Spotify: What's Baked In at $150?
And what would a reasonable base case suggest the stock is worth?
I shared some qualitative thoughts about Spotify earlier this month in Spotify: A Compounding Effect. In this post, I’ll focus on the quantitative as it relates to valuation.
First, I’ll walk you through an update to my reverse DCF now that the stock has quietly more than doubled in the last five months. This tries to answer the question, “What’s baked in at $150?" or “What do we need to believe about Spotify’s future to earn average returns over time?”
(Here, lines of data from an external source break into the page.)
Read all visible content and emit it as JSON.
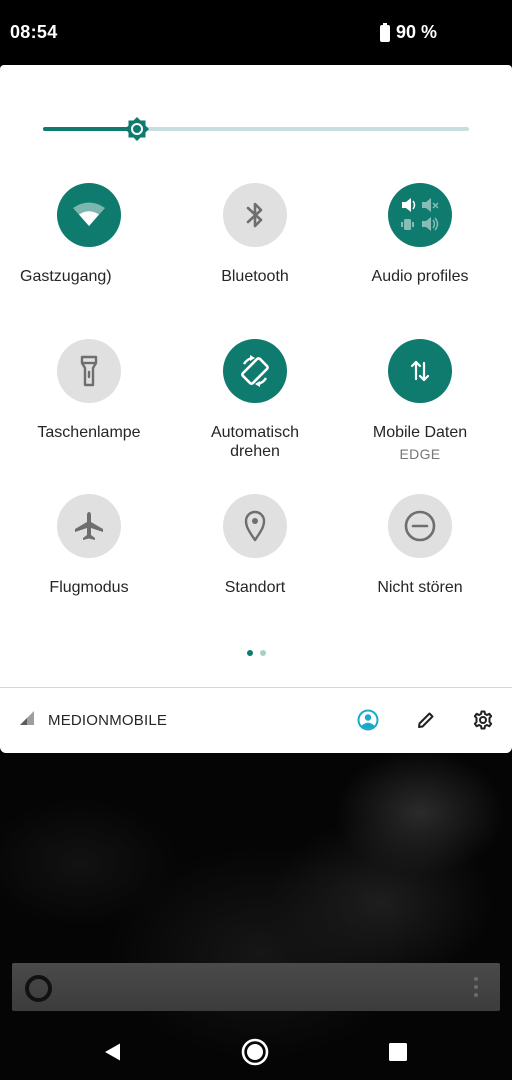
{
  "status_bar": {
    "time": "08:54",
    "battery_percent": "90 %"
  },
  "brightness": {
    "level": 0.22
  },
  "tiles": [
    {
      "label": "Gastzugang)",
      "sub": "",
      "state": "on",
      "icon": "wifi-icon"
    },
    {
      "label": "Bluetooth",
      "sub": "",
      "state": "off",
      "icon": "bluetooth-icon"
    },
    {
      "label": "Audio profiles",
      "sub": "",
      "state": "on",
      "icon": "audio-profiles-icon"
    },
    {
      "label": "Taschenlampe",
      "sub": "",
      "state": "off",
      "icon": "flashlight-icon"
    },
    {
      "label": "Automatisch\ndrehen",
      "sub": "",
      "state": "on",
      "icon": "auto-rotate-icon"
    },
    {
      "label": "Mobile Daten",
      "sub": "EDGE",
      "state": "on",
      "icon": "mobile-data-icon"
    },
    {
      "label": "Flugmodus",
      "sub": "",
      "state": "off",
      "icon": "airplane-icon"
    },
    {
      "label": "Standort",
      "sub": "",
      "state": "off",
      "icon": "location-icon"
    },
    {
      "label": "Nicht stören",
      "sub": "",
      "state": "off",
      "icon": "do-not-disturb-icon"
    }
  ],
  "page_indicator": {
    "current": 1,
    "total": 2
  },
  "footer": {
    "carrier": "MEDIONMOBILE",
    "icons": [
      "user-icon",
      "edit-icon",
      "settings-icon"
    ]
  },
  "colors": {
    "accent": "#0f7a6e",
    "tile_off": "#e0e0e0",
    "user_icon": "#19a9c9"
  }
}
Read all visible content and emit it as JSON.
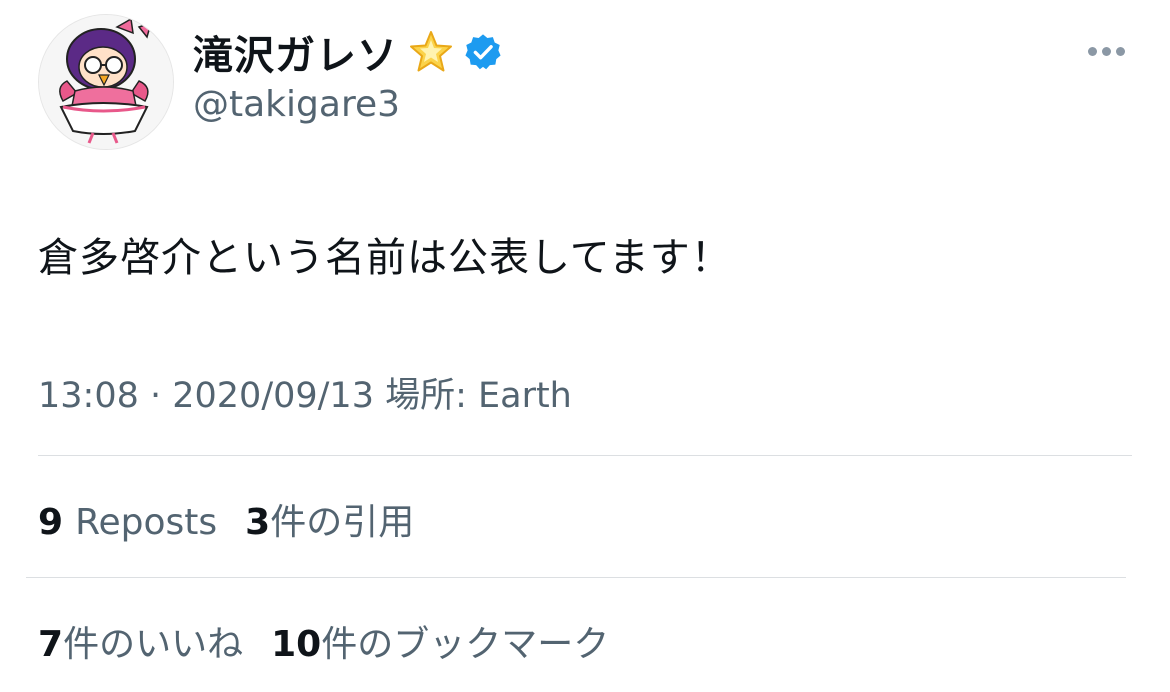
{
  "author": {
    "display_name": "滝沢ガレソ",
    "handle": "@takigare3",
    "badges": [
      "star-emoji",
      "verified-badge"
    ],
    "colors": {
      "verified": "#1d9bf0",
      "star": "#f7c531"
    }
  },
  "tweet": {
    "text": "倉多啓介という名前は公表してます！",
    "meta": "13:08 · 2020/09/13 場所: Earth"
  },
  "stats": {
    "reposts": {
      "count": "9",
      "label": "Reposts"
    },
    "quotes": {
      "count": "3",
      "label": "件の引用"
    },
    "likes": {
      "count": "7",
      "label": "件のいいね"
    },
    "bookmarks": {
      "count": "10",
      "label": "件のブックマーク"
    }
  },
  "colors": {
    "primary_text": "#0f1419",
    "secondary_text": "#536471",
    "divider": "#dcdfe2"
  }
}
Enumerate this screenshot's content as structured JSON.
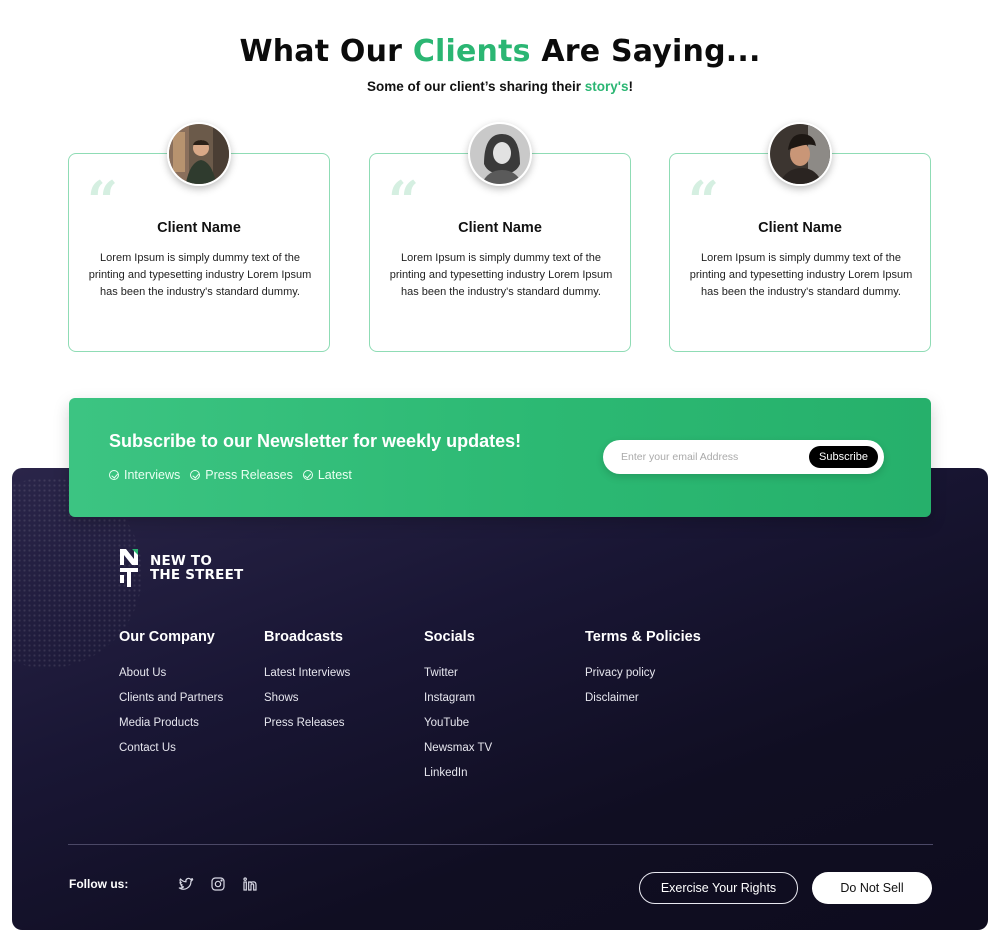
{
  "testimonials": {
    "title_pre": "What Our ",
    "title_accent": "Clients",
    "title_post": " Are Saying...",
    "subtitle_pre": "Some of our client’s sharing their ",
    "subtitle_accent": "story's",
    "subtitle_post": "!",
    "cards": [
      {
        "name": "Client Name",
        "text": "Lorem Ipsum is simply dummy text of the printing and typesetting industry Lorem Ipsum has been the industry's standard dummy.",
        "quote": "“"
      },
      {
        "name": "Client Name",
        "text": "Lorem Ipsum is simply dummy text of the printing and typesetting industry Lorem Ipsum has been the industry's standard dummy.",
        "quote": "“"
      },
      {
        "name": "Client Name",
        "text": "Lorem Ipsum is simply dummy text of the printing and typesetting industry Lorem Ipsum has been the industry's standard dummy.",
        "quote": "“"
      }
    ]
  },
  "newsletter": {
    "title": "Subscribe to our Newsletter for weekly updates!",
    "tags": [
      "Interviews",
      "Press Releases",
      "Latest"
    ],
    "email_placeholder": "Enter your email Address",
    "subscribe_label": "Subscribe"
  },
  "footer": {
    "logo_line1": "NEW TO",
    "logo_line2": "THE STREET",
    "columns": [
      {
        "title": "Our Company",
        "links": [
          "About Us",
          "Clients and Partners",
          "Media Products",
          "Contact Us"
        ]
      },
      {
        "title": "Broadcasts",
        "links": [
          "Latest Interviews",
          "Shows",
          "Press Releases"
        ]
      },
      {
        "title": "Socials",
        "links": [
          "Twitter",
          "Instagram",
          "YouTube",
          "Newsmax TV",
          "LinkedIn"
        ]
      },
      {
        "title": "Terms & Policies",
        "links": [
          "Privacy policy",
          "Disclaimer"
        ]
      }
    ],
    "follow_label": "Follow us:",
    "social_icons": [
      "twitter-icon",
      "instagram-icon",
      "linkedin-icon"
    ],
    "rights_label": "Exercise Your Rights",
    "do_not_sell_label": "Do Not Sell"
  },
  "colors": {
    "accent": "#2bb673",
    "footer_bg": "#141129",
    "card_border": "#8fdcb5"
  }
}
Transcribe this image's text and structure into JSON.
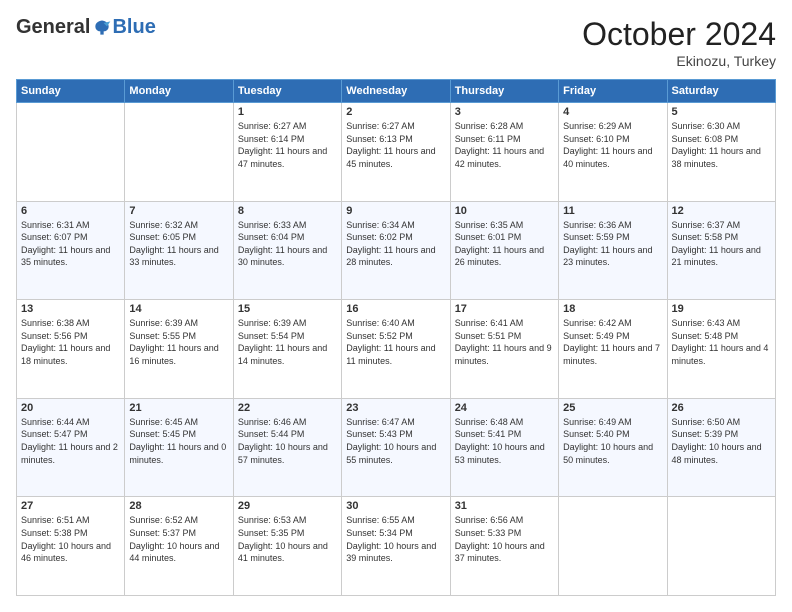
{
  "logo": {
    "general": "General",
    "blue": "Blue"
  },
  "header": {
    "month": "October 2024",
    "location": "Ekinozu, Turkey"
  },
  "weekdays": [
    "Sunday",
    "Monday",
    "Tuesday",
    "Wednesday",
    "Thursday",
    "Friday",
    "Saturday"
  ],
  "weeks": [
    [
      {
        "day": "",
        "sunrise": "",
        "sunset": "",
        "daylight": ""
      },
      {
        "day": "",
        "sunrise": "",
        "sunset": "",
        "daylight": ""
      },
      {
        "day": "1",
        "sunrise": "Sunrise: 6:27 AM",
        "sunset": "Sunset: 6:14 PM",
        "daylight": "Daylight: 11 hours and 47 minutes."
      },
      {
        "day": "2",
        "sunrise": "Sunrise: 6:27 AM",
        "sunset": "Sunset: 6:13 PM",
        "daylight": "Daylight: 11 hours and 45 minutes."
      },
      {
        "day": "3",
        "sunrise": "Sunrise: 6:28 AM",
        "sunset": "Sunset: 6:11 PM",
        "daylight": "Daylight: 11 hours and 42 minutes."
      },
      {
        "day": "4",
        "sunrise": "Sunrise: 6:29 AM",
        "sunset": "Sunset: 6:10 PM",
        "daylight": "Daylight: 11 hours and 40 minutes."
      },
      {
        "day": "5",
        "sunrise": "Sunrise: 6:30 AM",
        "sunset": "Sunset: 6:08 PM",
        "daylight": "Daylight: 11 hours and 38 minutes."
      }
    ],
    [
      {
        "day": "6",
        "sunrise": "Sunrise: 6:31 AM",
        "sunset": "Sunset: 6:07 PM",
        "daylight": "Daylight: 11 hours and 35 minutes."
      },
      {
        "day": "7",
        "sunrise": "Sunrise: 6:32 AM",
        "sunset": "Sunset: 6:05 PM",
        "daylight": "Daylight: 11 hours and 33 minutes."
      },
      {
        "day": "8",
        "sunrise": "Sunrise: 6:33 AM",
        "sunset": "Sunset: 6:04 PM",
        "daylight": "Daylight: 11 hours and 30 minutes."
      },
      {
        "day": "9",
        "sunrise": "Sunrise: 6:34 AM",
        "sunset": "Sunset: 6:02 PM",
        "daylight": "Daylight: 11 hours and 28 minutes."
      },
      {
        "day": "10",
        "sunrise": "Sunrise: 6:35 AM",
        "sunset": "Sunset: 6:01 PM",
        "daylight": "Daylight: 11 hours and 26 minutes."
      },
      {
        "day": "11",
        "sunrise": "Sunrise: 6:36 AM",
        "sunset": "Sunset: 5:59 PM",
        "daylight": "Daylight: 11 hours and 23 minutes."
      },
      {
        "day": "12",
        "sunrise": "Sunrise: 6:37 AM",
        "sunset": "Sunset: 5:58 PM",
        "daylight": "Daylight: 11 hours and 21 minutes."
      }
    ],
    [
      {
        "day": "13",
        "sunrise": "Sunrise: 6:38 AM",
        "sunset": "Sunset: 5:56 PM",
        "daylight": "Daylight: 11 hours and 18 minutes."
      },
      {
        "day": "14",
        "sunrise": "Sunrise: 6:39 AM",
        "sunset": "Sunset: 5:55 PM",
        "daylight": "Daylight: 11 hours and 16 minutes."
      },
      {
        "day": "15",
        "sunrise": "Sunrise: 6:39 AM",
        "sunset": "Sunset: 5:54 PM",
        "daylight": "Daylight: 11 hours and 14 minutes."
      },
      {
        "day": "16",
        "sunrise": "Sunrise: 6:40 AM",
        "sunset": "Sunset: 5:52 PM",
        "daylight": "Daylight: 11 hours and 11 minutes."
      },
      {
        "day": "17",
        "sunrise": "Sunrise: 6:41 AM",
        "sunset": "Sunset: 5:51 PM",
        "daylight": "Daylight: 11 hours and 9 minutes."
      },
      {
        "day": "18",
        "sunrise": "Sunrise: 6:42 AM",
        "sunset": "Sunset: 5:49 PM",
        "daylight": "Daylight: 11 hours and 7 minutes."
      },
      {
        "day": "19",
        "sunrise": "Sunrise: 6:43 AM",
        "sunset": "Sunset: 5:48 PM",
        "daylight": "Daylight: 11 hours and 4 minutes."
      }
    ],
    [
      {
        "day": "20",
        "sunrise": "Sunrise: 6:44 AM",
        "sunset": "Sunset: 5:47 PM",
        "daylight": "Daylight: 11 hours and 2 minutes."
      },
      {
        "day": "21",
        "sunrise": "Sunrise: 6:45 AM",
        "sunset": "Sunset: 5:45 PM",
        "daylight": "Daylight: 11 hours and 0 minutes."
      },
      {
        "day": "22",
        "sunrise": "Sunrise: 6:46 AM",
        "sunset": "Sunset: 5:44 PM",
        "daylight": "Daylight: 10 hours and 57 minutes."
      },
      {
        "day": "23",
        "sunrise": "Sunrise: 6:47 AM",
        "sunset": "Sunset: 5:43 PM",
        "daylight": "Daylight: 10 hours and 55 minutes."
      },
      {
        "day": "24",
        "sunrise": "Sunrise: 6:48 AM",
        "sunset": "Sunset: 5:41 PM",
        "daylight": "Daylight: 10 hours and 53 minutes."
      },
      {
        "day": "25",
        "sunrise": "Sunrise: 6:49 AM",
        "sunset": "Sunset: 5:40 PM",
        "daylight": "Daylight: 10 hours and 50 minutes."
      },
      {
        "day": "26",
        "sunrise": "Sunrise: 6:50 AM",
        "sunset": "Sunset: 5:39 PM",
        "daylight": "Daylight: 10 hours and 48 minutes."
      }
    ],
    [
      {
        "day": "27",
        "sunrise": "Sunrise: 6:51 AM",
        "sunset": "Sunset: 5:38 PM",
        "daylight": "Daylight: 10 hours and 46 minutes."
      },
      {
        "day": "28",
        "sunrise": "Sunrise: 6:52 AM",
        "sunset": "Sunset: 5:37 PM",
        "daylight": "Daylight: 10 hours and 44 minutes."
      },
      {
        "day": "29",
        "sunrise": "Sunrise: 6:53 AM",
        "sunset": "Sunset: 5:35 PM",
        "daylight": "Daylight: 10 hours and 41 minutes."
      },
      {
        "day": "30",
        "sunrise": "Sunrise: 6:55 AM",
        "sunset": "Sunset: 5:34 PM",
        "daylight": "Daylight: 10 hours and 39 minutes."
      },
      {
        "day": "31",
        "sunrise": "Sunrise: 6:56 AM",
        "sunset": "Sunset: 5:33 PM",
        "daylight": "Daylight: 10 hours and 37 minutes."
      },
      {
        "day": "",
        "sunrise": "",
        "sunset": "",
        "daylight": ""
      },
      {
        "day": "",
        "sunrise": "",
        "sunset": "",
        "daylight": ""
      }
    ]
  ]
}
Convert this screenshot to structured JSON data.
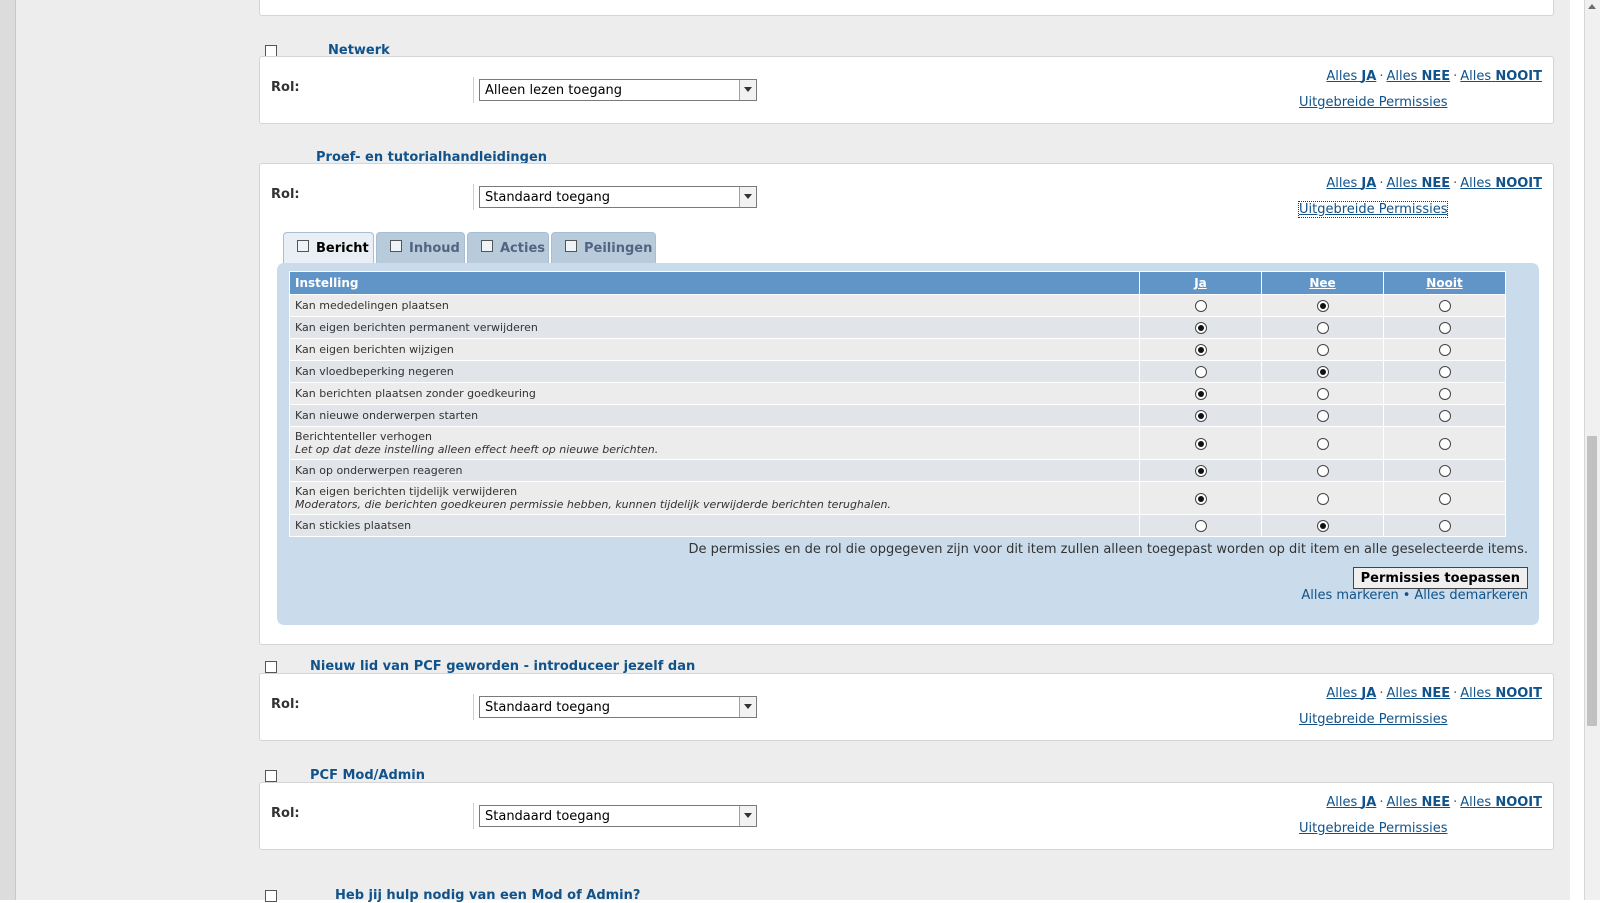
{
  "common": {
    "rol_label": "Rol:",
    "alles_word": "Alles",
    "ja": "JA",
    "nee": "NEE",
    "nooit": "NOOIT",
    "dot": "·",
    "advanced": "Uitgebreide Permissies"
  },
  "sections": [
    {
      "title": "Netwerk",
      "role": "Alleen lezen toegang"
    },
    {
      "title": "Proef- en tutorialhandleidingen",
      "role": "Standaard toegang"
    },
    {
      "title": "Nieuw lid van PCF geworden - introduceer jezelf dan",
      "role": "Standaard toegang"
    },
    {
      "title": "PCF Mod/Admin",
      "role": "Standaard toegang"
    },
    {
      "title": "Heb jij hulp nodig van een Mod of Admin?"
    }
  ],
  "tabs": [
    "Bericht",
    "Inhoud",
    "Acties",
    "Peilingen"
  ],
  "table": {
    "headers": {
      "setting": "Instelling",
      "ja": "Ja",
      "nee": "Nee",
      "nooit": "Nooit"
    },
    "rows": [
      {
        "label": "Kan mededelingen plaatsen",
        "explain": "",
        "value": "nee"
      },
      {
        "label": "Kan eigen berichten permanent verwijderen",
        "explain": "",
        "value": "ja"
      },
      {
        "label": "Kan eigen berichten wijzigen",
        "explain": "",
        "value": "ja"
      },
      {
        "label": "Kan vloedbeperking negeren",
        "explain": "",
        "value": "nee"
      },
      {
        "label": "Kan berichten plaatsen zonder goedkeuring",
        "explain": "",
        "value": "ja"
      },
      {
        "label": "Kan nieuwe onderwerpen starten",
        "explain": "",
        "value": "ja"
      },
      {
        "label": "Berichtenteller verhogen",
        "explain": "Let op dat deze instelling alleen effect heeft op nieuwe berichten.",
        "value": "ja"
      },
      {
        "label": "Kan op onderwerpen reageren",
        "explain": "",
        "value": "ja"
      },
      {
        "label": "Kan eigen berichten tijdelijk verwijderen",
        "explain": "Moderators, die berichten goedkeuren permissie hebben, kunnen tijdelijk verwijderde berichten terughalen.",
        "value": "ja"
      },
      {
        "label": "Kan stickies plaatsen",
        "explain": "",
        "value": "nee"
      }
    ]
  },
  "note": "De permissies en de rol die opgegeven zijn voor dit item zullen alleen toegepast worden op dit item en alle geselecteerde items.",
  "apply_button": "Permissies toepassen",
  "mark_all": "Alles markeren",
  "bullet": "•",
  "unmark_all": "Alles demarkeren"
}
Clearly, higher expectations are baked in at $150 per share than they were at $69 six months ago. But it would be hard to have a sense of what those expectations might be and how they’ve changed without running some numbers.
So here we go—what sort of future for Spotify is priced in at $150? I’ll share the model later in this post but here’s the gist of it:
Total MAUs grow from 515 million last quarter to 705 million in a decade and 815 million a decade beyond that. That’s a 2.6% average annual growth rate, sharply lower than the 20%+ growth rates of today.
Premium subs grow from 210 million last quarter to 285 million in a decade and 337 million a decade beyond that. That’s a 2.5% average annual growth rate. In both years, Premium sub penetration of total MAUs is about 41%, flat with today.
Premium ARPU grows at a 3.3% annual rate to reach €6.08 in a decade and €8.67 a decade beyond that. That implies a fairly modest amount of long-term pricing power—despite ad-free streaming music being clearly underpriced today—offset by some product and geographic mix shift to lower ARPU plans and regions.
Ad-Supported ARPU, which I define as ad revenue over average total MAUs, grows at a 4.5% average annual rate over time. I think the largest audio platform in the world should get an appropriate share of advertising revenue over time. This implies ad revenue gets up to about 16% of Spotify’s total revenue a couple decades out, which misses management’s 20%-40% long-term target range for ad revenue as a percent of total revenue.
With those assumptions, total revenue would grow from about €11.9 billion last year to €24.0 billion in a decade and €41.4 billion a decade beyond that. That’s a 6.4% average annual growth rate.
Incremental gross margins on the Premium side are 33.3% this year and then jumps to 38.0% next year and beyond partially due to a more favorable arrangement with the labels as it relates to sharing the upside from future price increases. That takes overall Premium gross margin into the low 30%s a decade out and mid-30%s another decade out.
Incremental gross margins on the Ad-Supported side are 30% this year, 40% next year, and 50% thereafter. That takes Ad-Supported gross margin into the high 20%s a decade out and into the high 30%s a decade beyond that.
Overall gross margin reaches 32.2% in a decade and 35.5% a decade beyond that. That is basically at or below the low end of the 35%-40% long-term gross margin range management has discussed.
Incremental R&D is 40% this year, drops to 8% next year, and 6% thereafter. As revenue grows, the R&D dollars would get silly if this line did not see leverage.
Incremental S&M is 13% this year, 7% next year, and 5% thereafter.
Incremental G&A is 3.0% this year and beyond.
With those assumptions, operating margin rises from slightly negative today to 8.3% in a decade and 15.8% another decade beyond that. With a 10% discount rate, a ~5% terminal year free cash flow yield, and a 1.073 EUR/USD exchange rate, and adjusting for the value of non-operating items, SPOT’s fair value is the current $150 stock price. I’ll let you be the judge of those assumptions and how achievable they might be for Spotify, but if that played out I’d expect SPOT holders would earn average long-term returns.